Jenkins explained the Center contacted the SEMO H.O.G Chapter asking for their efforts in fund raising. After group members toured the Center, they decided to hold benefits to help it. "We do it to help the kids and it's a good place." Jenkins said. "The reason we took them on as our main project is because the money stays local."
The Kenny Rogers Children's Center reports "serving about 300 clients in nine Southeast Missouri counties. In 2002, more than two-thirds of these clients were residents of Mississippi, New Madrid, Scott and Stoddard counties.

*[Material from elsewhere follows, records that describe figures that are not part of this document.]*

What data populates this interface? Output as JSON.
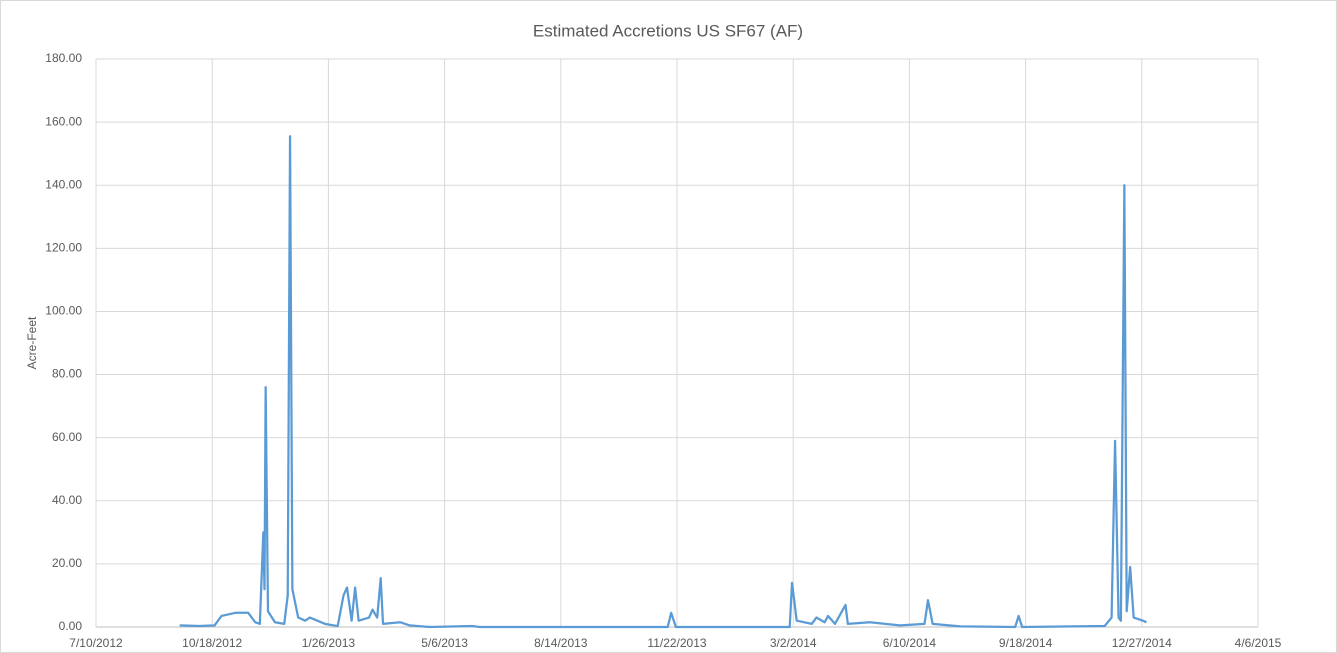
{
  "chart_data": {
    "type": "line",
    "title": "Estimated Accretions US SF67 (AF)",
    "y_label": "Acre-Feet",
    "grid": true,
    "xlim": [
      "2012-07-10",
      "2015-04-06"
    ],
    "xticks": [
      {
        "value": "2012-07-10",
        "label": "7/10/2012"
      },
      {
        "value": "2012-10-18",
        "label": "10/18/2012"
      },
      {
        "value": "2013-01-26",
        "label": "1/26/2013"
      },
      {
        "value": "2013-05-06",
        "label": "5/6/2013"
      },
      {
        "value": "2013-08-14",
        "label": "8/14/2013"
      },
      {
        "value": "2013-11-22",
        "label": "11/22/2013"
      },
      {
        "value": "2014-03-02",
        "label": "3/2/2014"
      },
      {
        "value": "2014-06-10",
        "label": "6/10/2014"
      },
      {
        "value": "2014-09-18",
        "label": "9/18/2014"
      },
      {
        "value": "2014-12-27",
        "label": "12/27/2014"
      },
      {
        "value": "2015-04-06",
        "label": "4/6/2015"
      }
    ],
    "ylim": [
      0,
      180
    ],
    "yticks": [
      {
        "value": 0,
        "label": "0.00"
      },
      {
        "value": 20,
        "label": "20.00"
      },
      {
        "value": 40,
        "label": "40.00"
      },
      {
        "value": 60,
        "label": "60.00"
      },
      {
        "value": 80,
        "label": "80.00"
      },
      {
        "value": 100,
        "label": "100.00"
      },
      {
        "value": 120,
        "label": "120.00"
      },
      {
        "value": 140,
        "label": "140.00"
      },
      {
        "value": 160,
        "label": "160.00"
      },
      {
        "value": 180,
        "label": "180.00"
      }
    ],
    "series": [
      {
        "color": "#5b9bd5",
        "x": [
          "2012-09-20",
          "2012-10-07",
          "2012-10-20",
          "2012-10-26",
          "2012-11-07",
          "2012-11-18",
          "2012-11-24",
          "2012-11-28",
          "2012-12-01",
          "2012-12-02",
          "2012-12-03",
          "2012-12-05",
          "2012-12-11",
          "2012-12-19",
          "2012-12-22",
          "2012-12-24",
          "2012-12-26",
          "2012-12-31",
          "2013-01-06",
          "2013-01-10",
          "2013-01-23",
          "2013-02-03",
          "2013-02-08",
          "2013-02-11",
          "2013-02-15",
          "2013-02-18",
          "2013-02-21",
          "2013-03-02",
          "2013-03-05",
          "2013-03-09",
          "2013-03-12",
          "2013-03-14",
          "2013-03-29",
          "2013-04-06",
          "2013-04-23",
          "2013-05-30",
          "2013-06-05",
          "2013-11-14",
          "2013-11-17",
          "2013-11-21",
          "2014-02-27",
          "2014-03-01",
          "2014-03-05",
          "2014-03-18",
          "2014-03-22",
          "2014-03-29",
          "2014-04-01",
          "2014-04-07",
          "2014-04-16",
          "2014-04-18",
          "2014-05-07",
          "2014-06-02",
          "2014-06-23",
          "2014-06-26",
          "2014-06-30",
          "2014-07-24",
          "2014-09-09",
          "2014-09-12",
          "2014-09-15",
          "2014-11-25",
          "2014-12-01",
          "2014-12-04",
          "2014-12-07",
          "2014-12-09",
          "2014-12-12",
          "2014-12-14",
          "2014-12-17",
          "2014-12-20",
          "2014-12-28",
          "2014-12-31"
        ],
        "values": [
          0.5,
          0.3,
          0.5,
          3.5,
          4.5,
          4.5,
          1.5,
          1,
          30,
          12,
          76,
          5,
          1.5,
          1,
          10,
          155.5,
          12,
          3,
          2,
          3,
          1,
          0.3,
          10,
          12.5,
          2,
          12.5,
          2,
          3,
          5.5,
          3,
          15.5,
          1,
          1.5,
          0.5,
          0,
          0.3,
          0,
          0,
          4.5,
          0,
          0,
          14,
          2,
          1,
          3,
          1.5,
          3.5,
          1,
          7,
          1,
          1.5,
          0.5,
          1,
          8.5,
          1,
          0.2,
          0,
          3.5,
          0,
          0.3,
          3,
          59,
          3,
          2,
          140,
          5,
          19,
          3,
          2,
          1.5
        ]
      }
    ]
  }
}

H.O.G. also supports other foundations. They recently teamed up with the Cape Girardeau and Kirkwood Police Departments for a poker run to benefit the Special Olympics.
However, the Kenny Rogers Children's Center is the group's main fund raiser. To date, the group has raised over $39,000 for the Center.
"The SEMO H.O.G.s and Minor's came on last year as supporters," said Fayette.
"When they opened their new store, Barb and Sonny Minor approached the Center and said they would like to donate the 2004 V-Rod," she said. The V-Rod is a Harley Davidson bike that will be raffled following the run.
"We just printed 3,000 tickets and all have been sold," Fayette reported. The raffle alone produced $23,000 for the Center.
H.O.G. also sponsors a Leather and Lace dance in March, with all proceeds going to the Center. "We also have a bike show at the telethon, where people pay to display their bikes and others pay to vote on the bikes," Jenkins said.
In early May, a Poker Run was held in honor of their late friend, Larry "Big D" Diamond, formerly of Sikeston. The proceeds from this event were donated to the Center. Diamond was very influential in making the Kenny Rogers Children's Center the main recipient of the H.O.G. chapter's funds, .
A luau will be held at the Corner Bar and Grill on July 24 to raise money for the Center.
But the Poker Run is the largest fund-raiser held for the foundation. Last year, this event alone raised over $10,000. Although the run is sponsored by the H.O.G. chapter, Jenkins stressed that it is open to "any mode of transportation." Cars, trucks, and other brands of bikes are welcome to join.
Sikeston resident and H.O.G. member Ray Sanders added: "people who don't own motorcycles can participate. The Poker Run is open to anyone - cars, whatever. If it rains, you can still drive your car and participate."
Last year's run was in the Sikeston area. This year, the run begins at Minor's Harley Davidson/Suzuki Sales just south of Cape Girardeau. Participants will follow a northern route, with the last bike returning to Minor's by 4 p.m.
Registration begins at 10 a.m. and ends at 11 a.m., when the first biker leaves. The $15 registration includes the participants' poker sheet and meal. Since a poker hand has five cards, there are five stops on the run.
"At each stop, they have their cards stamped, including the beginning and end at Minor's," Jenkins explained. Then, participants present their stamped cards and draw five playing cards out of a bag to make up their poker hand.
Although the main winners here are the children, participants can also win prizes for their card hands. "Prizes are given for the best and worst," Jenkins said.
At the culmination of the run, a live auction is held. "We try to get everything donated so there are no expenses," Jenkins said.